Outro ponto que merece redobrada atenção é que, afora esta nomeação e a brevíssima nota publicada no Oriflamme, absolutamente nada mais existe que sugira a existência de qualquer contato posterior entre ambos. Até mesmo em contraposição a idéia de que entre eles houvesse vínculos iniciáticos duradouros, é sabido que Steiner, em sua autobiografia, não dá qualquer valor ao curto episódio que envolveu seu nome com o de Reuss. Como se o fato significasse uma nódoa em sua vida mística, o nome do Frater Superior da O.T.O. é caprichosamente mantido fora de seu texto autobiográfico, não sendo citado sequer uma só vez. Muito vagamente, Steiner (2006: 349) se refere a todo o episódio de Memphis e Misraim, O.T.O. e Reuss, mencionado economicamente “um certo grupo” que fazia parte da corrente representada por John Yarker (1833-1913), de onde recebera tão somente uma nomeação formal. No mais, não obstante a esta confessada formalidade, Steiner é extremamente taxativo quanto a qualquer alegada influência da mencionada corrente sobre as atividades por ele desenvolvidas, afirmando sem medir palavras que sua instituição não adotaria definitivamente nada vindo da instituição de Yarker (Steiner, 2006:351). Reproduzindo as palavras de Steiner, ele diz:

O fato de mais tarde terem querido obter, em atestados escritos por Marie von Sivers e por mim, em conexão com a instituição histórica de Yarker, o ponto de partida para todo tipo de calúnias, é algo que trata o ridículo com a grimaça do sério a fim de alcançar seu objetivo. [...] enquanto colocávamos nossas assinaturas, eu disse com toda a clareza: “Tudo isso é formalidade, e a instituição que estou lançando não irá adotar nada da instituição de Yarker”.

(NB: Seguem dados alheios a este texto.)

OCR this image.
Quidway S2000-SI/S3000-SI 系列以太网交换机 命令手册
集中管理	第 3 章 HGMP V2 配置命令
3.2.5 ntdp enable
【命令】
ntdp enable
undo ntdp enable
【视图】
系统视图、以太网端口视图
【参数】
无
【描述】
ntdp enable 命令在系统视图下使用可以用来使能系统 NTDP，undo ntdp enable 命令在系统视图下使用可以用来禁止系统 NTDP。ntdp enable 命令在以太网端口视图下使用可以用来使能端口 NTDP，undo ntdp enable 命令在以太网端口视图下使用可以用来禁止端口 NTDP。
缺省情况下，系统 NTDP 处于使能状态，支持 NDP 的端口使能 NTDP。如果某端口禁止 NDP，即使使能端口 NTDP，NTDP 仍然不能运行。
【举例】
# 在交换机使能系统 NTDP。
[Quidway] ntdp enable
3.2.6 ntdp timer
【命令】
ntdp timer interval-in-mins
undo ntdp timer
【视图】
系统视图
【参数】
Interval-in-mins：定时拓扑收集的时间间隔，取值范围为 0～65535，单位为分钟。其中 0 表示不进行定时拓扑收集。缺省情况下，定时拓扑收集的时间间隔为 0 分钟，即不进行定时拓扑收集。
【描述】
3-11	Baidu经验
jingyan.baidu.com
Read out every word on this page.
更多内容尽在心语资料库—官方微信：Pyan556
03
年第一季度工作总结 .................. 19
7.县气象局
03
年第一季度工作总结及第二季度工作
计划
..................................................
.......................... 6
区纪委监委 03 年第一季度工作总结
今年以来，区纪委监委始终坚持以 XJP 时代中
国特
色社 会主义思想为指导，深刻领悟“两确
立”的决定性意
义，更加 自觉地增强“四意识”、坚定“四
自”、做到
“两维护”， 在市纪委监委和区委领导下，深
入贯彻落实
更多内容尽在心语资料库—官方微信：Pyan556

Enfim, a partir do que aqui foi demonstrado, pode-se chegar a duas conclusões bem óbvias. Primeiro, é mais correto supor que Steiner não cultivava qualquer simpatia e nem sequer conhecia direito Theodor Reuss, além de não manter qualquer ligação com as Ordens por este dirigida (Howe, 1989:89). Depois, quanto à sua suposta participação em Memphis e Misraim, Steiner não desenvolveu qualquer tipo de trabalho maçônico relacionado a este Rito. Pelo contrário, ele até mesmo evitou – propositadamente – qualquer traço do Rito nos trabalhos aos quais esteve à frente.

Dizer, portanto, que Steiner representava Reuss, seja como líder da O.T.O. em Berlim seja como um braço de Memphis e Misraim é, hoje em dia algo considerado, no mínimo, equivocado. Dito de outro modo, Steiner jamais participou de qualquer atividade relacionada à Ordo Templi Orientis.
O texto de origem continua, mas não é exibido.